Friday, July 02, 2010

THE MANY FACES OF SUNRIVER

Karen Bumgarner
Karen's Blog: http://karenshorsetales.blogspot.com/2010/07/many-faces-of-sunriver.html

photo by Tami Rougeau
I have been lucky enough this year to be able to venture to Central Oregon for two rides. This has given me the opportunity to visit with old friends that I haven't seen for a long long time! What a treat! But all day as I traveled the 100 miles of SunRiver, people kept asking, "Karen, how many times have you ridden SunRiver?" A lot! That was my only answer but once home I did the research.

One year that I didn't have to look up was 1977, my first SunRiver. It was also my very first 100 mile ride on my big horse, Sunny Spots. Nancy Cox and I rode together, it was also her first 100 on Rakar. I broke a stirrup and rode into camp at the 50 mile point, packing my stirrup in my right hand. Not to be deterred I borrowed a saddle for the next 50 miles. This first year the ride camp was in a meadow on the banks of the Deschutes River near the town of SunRiver. It was beautiful!! The 50 mile loop was uphill for the first half and down for the last half. 10 started and 5 finished. We were out until pretty late, leading our hroses down a hill in the dark, and we saw headlights. This startled us a bit and we were trying to figure out who it could be. Turned out to be ride management out looking for us. Gene Petersen took one look at us leading our horses and said, "Time to ride girls!" He picked me up and put me on my horse and then followed us in the pickup - hey now we had lights. We were tired and sore but the horses were fine.

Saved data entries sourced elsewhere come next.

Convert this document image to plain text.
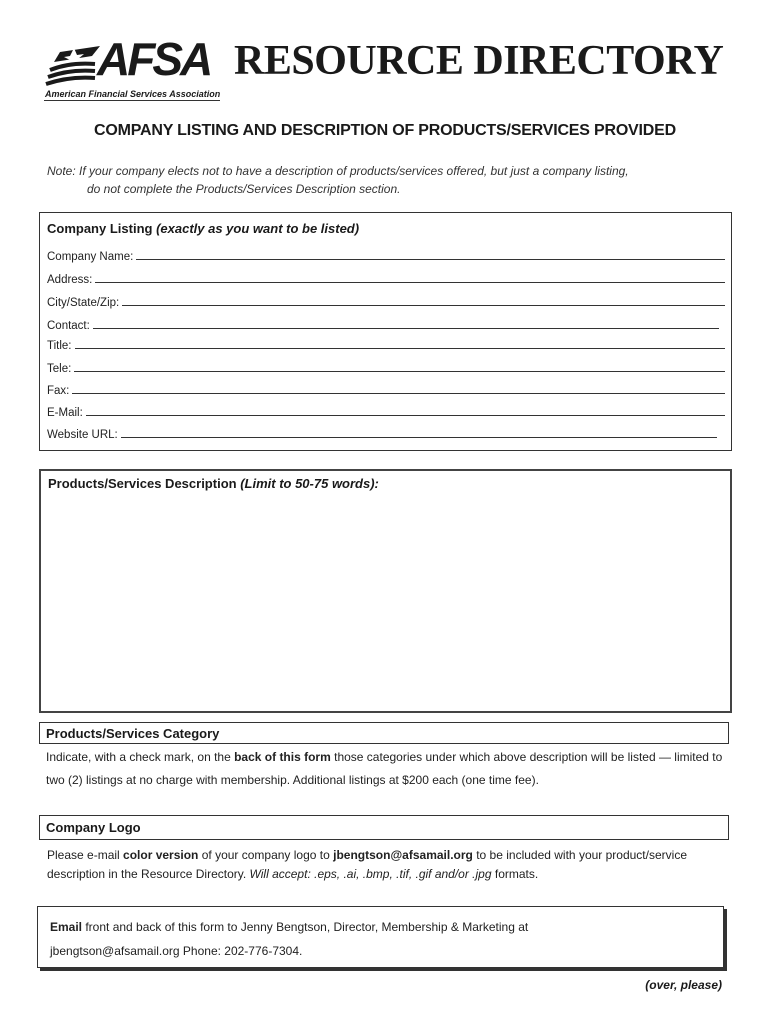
AFSA
American Financial Services Association
RESOURCE DIRECTORY
COMPANY LISTING AND DESCRIPTION OF PRODUCTS/SERVICES PROVIDED
Note: If your company elects not to have a description of products/services offered, but just a company listing,
do not complete the Products/Services Description section.
Company Listing (exactly as you want to be listed)
Company Name:
Address:
City/State/Zip:
Contact:
Title:
Tele:
Fax:
E-Mail:
Website URL:
Products/Services Description (Limit to 50-75 words):
Products/Services Category
Indicate, with a check mark, on the back of this form those categories under which above description will be listed — limited to two (2) listings at no charge with membership. Additional listings at $200 each (one time fee).
Company Logo
Please e-mail color version of your company logo to jbengtson@afsamail.org to be included with your product/service description in the Resource Directory. Will accept: .eps, .ai, .bmp, .tif, .gif and/or .jpg formats.
Email front and back of this form to Jenny Bengtson, Director, Membership & Marketing at
jbengtson@afsamail.org Phone: 202-776-7304.
(over, please)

And that my friends was the first of many more 100 mile rides. I rode Sunny on five different Sun River 100's. One of those just a couple months after Andi was born. I rode the 100 four times on Moka's Pat-A-Dott.

One year I borrowed a horse, Reno, from Jennifer Horsman, so I could ride the 100. Zap did the 100 at SunRiver/Chuckwagon twice. Yet another year I took a new horse, Jafar, on his first 50 there. It is always a great first ride of some sort.
This year it was Thunder's second 100, only three weeks after River Run. A bit closer in timing than I like but I was able to go at that time and reasoned were weren't going fast so we would be fine. It stormed and rumbled and poured and flashed Friday as we stood huddled under a small shelter for our ride meeting and dinner. We all hoped this wasn't a preview of Saturday.

I met Tami Rougeau from Nevada, a fellow Easyboot Glove user, and we talked and decided to ride together.
We left a few minutes late and they never saw the other horses leave camp. May & Thunder walked calmly out of camp and were well behaved all day! It was wonderful. It was a cool 42 degrees! We'd had 85 at home just a few days earlier and these temperature extremes are hard on the horses and riders. I layered clothes and used a rump rug on Thunder for the first time. During the day we encountered some rain, sleet, sun and fog. It felt more like April than mid-June. But the trail had no dust and it really was good weather as long as we kept moving. We'd get chilled waiting in the vet checks. The biggest thing was the horses were starving. They tried to graze on the mountain nibbles of grass but it was sparse at best. Thunder never stopped eating in the vet checks, they just needed more time to eat. We picked up another new friend, Nancy Cardosa, around 55 miles and the three horses traveled well together. Thunder and his two mares, May and Elektrika, were all troopers and we just kept plugging away to the finish. Our CRI's were great at 40/40 and Dr Bensen said Thunder looked great at the finish. So we placed 11, 12 & 13 out of 17 starters. Not that it really matters to me. I just wanted to finish on a healthy horse!

So back to the original question of how many times did I ride it? A total of 14 times, 12 of those rides were on the 100 miler. I rode it when the ride moved camp out by the Rainbow Bridge, then up to Kiowa Springs when it was also renamed ChuckWagon Express. Then later camp moved to it's present site at Wanoga Sno Park and was eventually renamed SunRiver Classic. And a classic ride is what it remains today. Thanks to all who work so hard to keep this great ride going. The management is as classy as the ride!!!